The toys had been vivid, gory, and unashamedly bizarre—every thing a child who in all probability shouldn’t have seen the film would’ve needed. However maybe as a result of the movie’s tone confused audiences and it wasn’t a large field workplace smash, the toys didn’t precisely fly off the cabinets. Over time, although, they’ve gained a cult following and have turn out to be cherished collector’s gadgets for followers who respect Mars Assaults‘s bonkers brand of sci-fi satire. It’s a toy line that’s lengthy overdue for a retro re-release—or perhaps a full-blown NECA-style revival, full with fashionable sculpt. There have been motion figures, comedian books, shirts and there’s even a online game releasing quickly. Trendmasters launched a full toyline — together with ray weapons and Martian leaders — which immediately fetch an honest value on eBay should you didn’t rip the packaging off as a child.
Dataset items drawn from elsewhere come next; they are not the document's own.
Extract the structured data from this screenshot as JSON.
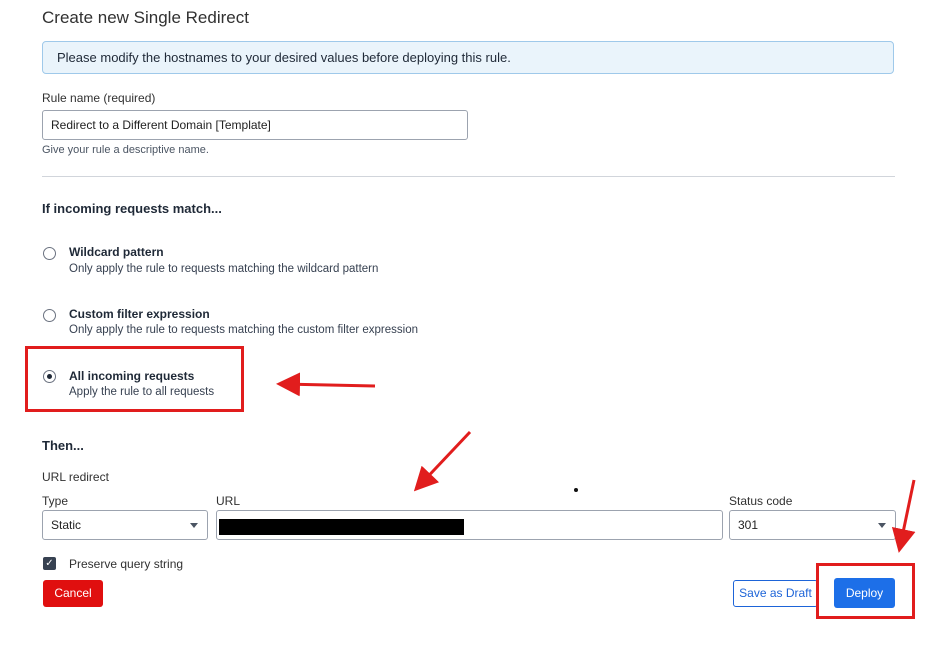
{
  "page": {
    "title": "Create new Single Redirect",
    "banner": "Please modify the hostnames to your desired values before deploying this rule."
  },
  "rule_name": {
    "label": "Rule name (required)",
    "value": "Redirect to a Different Domain [Template]",
    "help": "Give your rule a descriptive name."
  },
  "match": {
    "heading": "If incoming requests match...",
    "options": [
      {
        "title": "Wildcard pattern",
        "desc": "Only apply the rule to requests matching the wildcard pattern",
        "checked": false
      },
      {
        "title": "Custom filter expression",
        "desc": "Only apply the rule to requests matching the custom filter expression",
        "checked": false
      },
      {
        "title": "All incoming requests",
        "desc": "Apply the rule to all requests",
        "checked": true
      }
    ]
  },
  "then": {
    "heading": "Then...",
    "action_label": "URL redirect",
    "type_label": "Type",
    "type_value": "Static",
    "url_label": "URL",
    "status_label": "Status code",
    "status_value": "301",
    "preserve_label": "Preserve query string",
    "preserve_checked": true
  },
  "actions": {
    "cancel": "Cancel",
    "save_draft": "Save as Draft",
    "deploy": "Deploy"
  },
  "annotation_color": "#e11d1d"
}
Again within the day, this was a real staple of the VHS and early DVD period. You’d simply discover it tucked between Males in Black and Independence Day at your native Blockbuster, virtually daring you to lease it. Its chaotic tone, all-star forged, and over-the-top alien mayhem made it a go-to film for teenagers who needed one thing just a bit offbeat.For a era, Mars Assaults! wasn’t only a film—it was a ceremony of passage by way of the splendidly bizarre corners of ‘90s home video. Today, Mars Attacks! stands as one of the weirdest studio films ever made. It’s messy. It’s imply. It’s visually overloaded. And it’s nonetheless utterly distinctive.Its mixture of schlock, satire, and honest B-movie homage influenced filmmakers who needed to interrupt from blockbuster formulation. Edgar Wright, James Gunn — even reveals like Rick and Morty owe slightly debt to Mars Assaults!’s chaotic DNA. And Burton himself has referred to as it one in all his most “free” experiences as a director, even when the critics didn’t get it on the time. Plus, let’s be sincere: any film the place Pierce Brosnan’s head will get hooked up to a chihuahua deserves a rattling reappraisal.
So what occurred to Mars Assaults!? Nicely, it crashed and burned, then climbed out of the wreckage to turn out to be a VHS-era staple, a Sizzling Matter icon, and a fan favourite for weirdos in every single place. It didn’t save the world. It didn’t win any awards. However like a Martian in a large robotic go well with, it stomped into popular culture and refused to depart. And should you hear intently… you’ll be able to nonetheless hear the faint echo of “ACK ACK ACK” each time a studio greenlights a “bold new reboot.”